Karena permintaan untuk berhenti bekerja di rumah Ramli di desa Pajalele, Kecamatan Lembang, Kabupaten Pinrang, Fatmawati dan Rajiah berniat kabur dari rumah Ramli tanpa sepengetahuan majikan. Ia kemudian menceritakan peristiwa dalam rumah Ramli kesejumlah orang.

” Soal anak dan balita yang kami jaga, kami tidak tahu menahu. Namun kami dengar empat balita itu dari Malahlysia. ” Terang Rajiah di Mapolres Pinrang.

Menurut Rajiah, selain empat balita, di rumah majikanya Ramli sejumlah anak juga dijaganya. Ada anak laki-laki15 tahun dan anak laki-laki usia 7 tahun diakui sebagai anak kandung Ramli.
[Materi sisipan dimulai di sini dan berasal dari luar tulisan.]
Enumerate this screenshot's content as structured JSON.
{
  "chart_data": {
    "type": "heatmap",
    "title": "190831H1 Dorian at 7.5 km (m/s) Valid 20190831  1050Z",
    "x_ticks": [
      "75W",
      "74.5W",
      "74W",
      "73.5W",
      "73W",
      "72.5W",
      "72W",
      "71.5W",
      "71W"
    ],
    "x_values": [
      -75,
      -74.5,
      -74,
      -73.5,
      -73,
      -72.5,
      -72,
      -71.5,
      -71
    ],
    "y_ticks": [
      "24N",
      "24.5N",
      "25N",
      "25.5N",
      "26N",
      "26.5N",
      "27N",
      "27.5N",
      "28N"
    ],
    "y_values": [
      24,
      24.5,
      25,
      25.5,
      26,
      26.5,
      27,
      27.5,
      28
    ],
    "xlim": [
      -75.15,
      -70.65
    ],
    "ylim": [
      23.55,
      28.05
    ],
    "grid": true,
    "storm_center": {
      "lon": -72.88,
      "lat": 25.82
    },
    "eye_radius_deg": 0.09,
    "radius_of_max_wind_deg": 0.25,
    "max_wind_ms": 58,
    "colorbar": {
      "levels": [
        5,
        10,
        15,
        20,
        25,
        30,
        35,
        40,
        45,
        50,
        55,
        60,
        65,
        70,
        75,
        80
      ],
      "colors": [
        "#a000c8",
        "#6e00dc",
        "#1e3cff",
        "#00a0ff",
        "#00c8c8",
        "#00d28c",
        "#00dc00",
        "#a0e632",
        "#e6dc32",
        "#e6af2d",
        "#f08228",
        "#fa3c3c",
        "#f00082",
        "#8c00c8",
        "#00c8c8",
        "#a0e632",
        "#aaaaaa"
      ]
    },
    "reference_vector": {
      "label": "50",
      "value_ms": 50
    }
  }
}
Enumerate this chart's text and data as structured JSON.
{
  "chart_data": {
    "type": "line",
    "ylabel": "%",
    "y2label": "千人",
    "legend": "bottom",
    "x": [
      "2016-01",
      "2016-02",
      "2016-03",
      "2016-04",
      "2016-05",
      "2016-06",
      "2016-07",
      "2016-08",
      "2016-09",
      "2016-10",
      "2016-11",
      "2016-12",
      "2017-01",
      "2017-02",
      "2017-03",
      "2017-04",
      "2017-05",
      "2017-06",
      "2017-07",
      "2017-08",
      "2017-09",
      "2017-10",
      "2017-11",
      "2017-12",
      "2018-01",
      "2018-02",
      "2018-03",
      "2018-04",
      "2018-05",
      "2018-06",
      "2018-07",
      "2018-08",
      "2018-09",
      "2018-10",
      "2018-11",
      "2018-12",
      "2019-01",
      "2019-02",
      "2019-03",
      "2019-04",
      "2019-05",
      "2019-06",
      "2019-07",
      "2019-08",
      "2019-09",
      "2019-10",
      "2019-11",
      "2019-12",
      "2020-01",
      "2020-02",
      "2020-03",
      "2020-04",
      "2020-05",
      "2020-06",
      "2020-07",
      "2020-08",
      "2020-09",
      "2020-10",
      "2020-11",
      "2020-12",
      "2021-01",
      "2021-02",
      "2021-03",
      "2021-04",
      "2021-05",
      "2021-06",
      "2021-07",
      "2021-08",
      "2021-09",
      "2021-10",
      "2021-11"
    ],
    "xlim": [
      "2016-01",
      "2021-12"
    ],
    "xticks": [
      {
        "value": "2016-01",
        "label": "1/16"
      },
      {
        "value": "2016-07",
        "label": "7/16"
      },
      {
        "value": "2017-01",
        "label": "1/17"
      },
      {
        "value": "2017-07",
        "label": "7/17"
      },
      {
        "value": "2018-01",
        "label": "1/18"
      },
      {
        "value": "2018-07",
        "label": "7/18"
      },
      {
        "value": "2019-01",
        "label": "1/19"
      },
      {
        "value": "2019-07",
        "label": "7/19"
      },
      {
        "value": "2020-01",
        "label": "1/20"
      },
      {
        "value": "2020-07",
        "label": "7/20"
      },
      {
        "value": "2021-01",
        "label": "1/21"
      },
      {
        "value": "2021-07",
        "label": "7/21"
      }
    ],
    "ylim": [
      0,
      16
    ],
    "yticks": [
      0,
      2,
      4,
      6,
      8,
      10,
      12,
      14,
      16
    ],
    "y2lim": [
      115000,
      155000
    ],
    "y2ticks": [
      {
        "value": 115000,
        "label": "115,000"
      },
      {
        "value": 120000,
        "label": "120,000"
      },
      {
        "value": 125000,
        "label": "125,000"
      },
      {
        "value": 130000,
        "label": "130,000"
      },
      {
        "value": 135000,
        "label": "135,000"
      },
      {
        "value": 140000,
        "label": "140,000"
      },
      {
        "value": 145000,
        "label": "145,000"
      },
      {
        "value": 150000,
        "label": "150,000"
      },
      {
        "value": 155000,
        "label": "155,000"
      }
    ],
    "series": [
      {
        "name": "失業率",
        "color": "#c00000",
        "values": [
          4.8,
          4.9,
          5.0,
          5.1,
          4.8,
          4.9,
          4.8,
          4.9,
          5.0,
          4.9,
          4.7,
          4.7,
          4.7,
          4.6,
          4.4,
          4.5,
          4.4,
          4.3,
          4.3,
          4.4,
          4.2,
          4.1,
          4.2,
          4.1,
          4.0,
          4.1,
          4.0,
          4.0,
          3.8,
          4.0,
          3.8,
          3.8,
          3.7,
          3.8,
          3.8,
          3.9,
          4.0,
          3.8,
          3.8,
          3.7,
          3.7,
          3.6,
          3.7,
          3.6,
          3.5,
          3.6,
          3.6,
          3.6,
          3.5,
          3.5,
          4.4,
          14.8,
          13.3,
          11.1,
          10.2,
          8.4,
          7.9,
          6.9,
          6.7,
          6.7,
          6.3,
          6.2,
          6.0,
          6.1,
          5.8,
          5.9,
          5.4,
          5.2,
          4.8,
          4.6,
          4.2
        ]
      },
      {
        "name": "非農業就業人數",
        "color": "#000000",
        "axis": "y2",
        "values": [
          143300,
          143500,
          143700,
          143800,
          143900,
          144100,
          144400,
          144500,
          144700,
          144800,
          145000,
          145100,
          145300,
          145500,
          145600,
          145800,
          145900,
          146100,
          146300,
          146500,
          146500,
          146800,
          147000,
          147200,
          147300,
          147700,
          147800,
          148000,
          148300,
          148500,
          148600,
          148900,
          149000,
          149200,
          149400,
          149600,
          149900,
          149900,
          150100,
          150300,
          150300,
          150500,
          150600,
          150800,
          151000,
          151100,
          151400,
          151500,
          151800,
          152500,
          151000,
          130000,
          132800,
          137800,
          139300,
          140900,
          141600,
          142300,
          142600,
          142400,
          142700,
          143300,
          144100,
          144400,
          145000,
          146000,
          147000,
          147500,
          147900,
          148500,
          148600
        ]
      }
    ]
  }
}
Sementara empat balita itu diakui Ramli sebagai anak angkatnya.

” Kami juga heran jika Ramli mengambil anak angkat banyak, karena Ramli hanya berprofesi sebagai petani dan nelayan. Yang membuat heran Ramli melarang membawa anak balita itu keluar pekarangan rumahnya. ” Tutur Rajiah.

Empat balita yang diduga akan dijual di wilayah Pinrang, Sulawesi Selatan dua diantaranya berperawakan India, satu berperawakan China dan satu lagi berperawakan Melayu. (D11).